Mesdames et Messieurs les Elus, Messieurs représentants les corps constitués, Mesdames, Messieurs,
Chers amis,
L’actualité nous conforte dans notre volonté de donner un sens à cette célébration de la capitulation de l’Allemagne nazie. En effet par un cruel raccourci de l’histoire le nazisme vient encore de marteler nos libertés par une présence criminelle insupportable, une intrusion violente du racisme et du déni de la démocratie. J’en veux pour exemple l’ouverture lundi 6 mai du procès à Münich de Beate Zschäpe. Criminelle néonazie accusée de complicité d’assassinat pour avoir participé à l’exécution sommaire de huit Turcs et d’un Grec entre 2000 et 2006 et d’une policière en 2007… Ce procès s’ouvre alors que les actes de violence néonazie sont en augmentation et que selon les ONG plus de 150 crimes racistes ont été commis en Allemagne ces deux dernières décennies. Faut-il encore mentionner l’arrestation lundi d’un homme âgé de 93 ans qui avait été déporté des États-Unis pour avoir menti au sujet de son passé nazi. Arrêté par les autorités allemandes, qui l’accusent d’avoir été un gardien au camp de concentration d’Auschwitz. Hans Lipschis a été appréhendé après que des procureurs ont conclu qu’il existait des «preuves irréfutables» qu’il avait été impliqué dans des crimes perpétrés à Auschwitz pendant qu’il y était, de 1941 à 1945. Environ 1,5 million de personnes, surtout des juifs, ont péri à Auschwitz.

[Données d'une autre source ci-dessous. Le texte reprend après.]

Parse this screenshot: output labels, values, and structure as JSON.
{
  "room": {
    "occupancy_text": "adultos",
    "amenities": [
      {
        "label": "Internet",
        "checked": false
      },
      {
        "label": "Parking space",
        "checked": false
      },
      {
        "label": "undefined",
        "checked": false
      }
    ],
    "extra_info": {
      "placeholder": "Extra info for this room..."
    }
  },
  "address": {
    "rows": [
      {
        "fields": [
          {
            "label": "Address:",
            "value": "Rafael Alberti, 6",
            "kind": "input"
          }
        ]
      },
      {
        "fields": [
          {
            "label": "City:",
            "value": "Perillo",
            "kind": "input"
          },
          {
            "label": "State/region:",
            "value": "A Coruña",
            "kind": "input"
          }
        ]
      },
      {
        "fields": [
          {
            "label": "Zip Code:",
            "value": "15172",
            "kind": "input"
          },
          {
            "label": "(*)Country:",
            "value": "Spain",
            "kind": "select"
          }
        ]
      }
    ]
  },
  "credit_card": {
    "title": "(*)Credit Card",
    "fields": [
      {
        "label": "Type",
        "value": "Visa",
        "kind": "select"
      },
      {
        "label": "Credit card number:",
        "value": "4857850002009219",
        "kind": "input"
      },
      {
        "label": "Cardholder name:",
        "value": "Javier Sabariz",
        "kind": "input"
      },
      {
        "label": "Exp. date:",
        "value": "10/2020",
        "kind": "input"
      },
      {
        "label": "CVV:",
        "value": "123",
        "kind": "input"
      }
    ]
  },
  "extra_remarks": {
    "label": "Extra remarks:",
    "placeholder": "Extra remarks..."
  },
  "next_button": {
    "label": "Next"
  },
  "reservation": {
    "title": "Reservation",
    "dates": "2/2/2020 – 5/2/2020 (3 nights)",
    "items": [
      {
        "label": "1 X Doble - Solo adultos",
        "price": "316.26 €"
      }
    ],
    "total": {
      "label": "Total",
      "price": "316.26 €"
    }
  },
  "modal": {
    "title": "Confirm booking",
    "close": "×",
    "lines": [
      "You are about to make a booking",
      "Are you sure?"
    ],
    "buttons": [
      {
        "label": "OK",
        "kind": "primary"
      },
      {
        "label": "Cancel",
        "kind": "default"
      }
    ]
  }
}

Comment donc au regard de ces faits ne pas s’inquiéter aujourd’hui que des groupes criminels nostalgiques du IIIe Reich vouent un culte immodéré à la Princesse Nazie, âgée de 83 ans, fille de Himmler et figure incontournable de l’Association Stille Hilfe ( Aide silencieuse ) qui soutint les nazis pourchassés pour leurs crimes. C’est sous cette menace et devant ce Mémorial de la Liberté que nous célébrons le 8 mai 1945, jour de la capitulation sans condition de l'Allemagne nazie, marquant ainsi la fin de la seconde guerre mondiale.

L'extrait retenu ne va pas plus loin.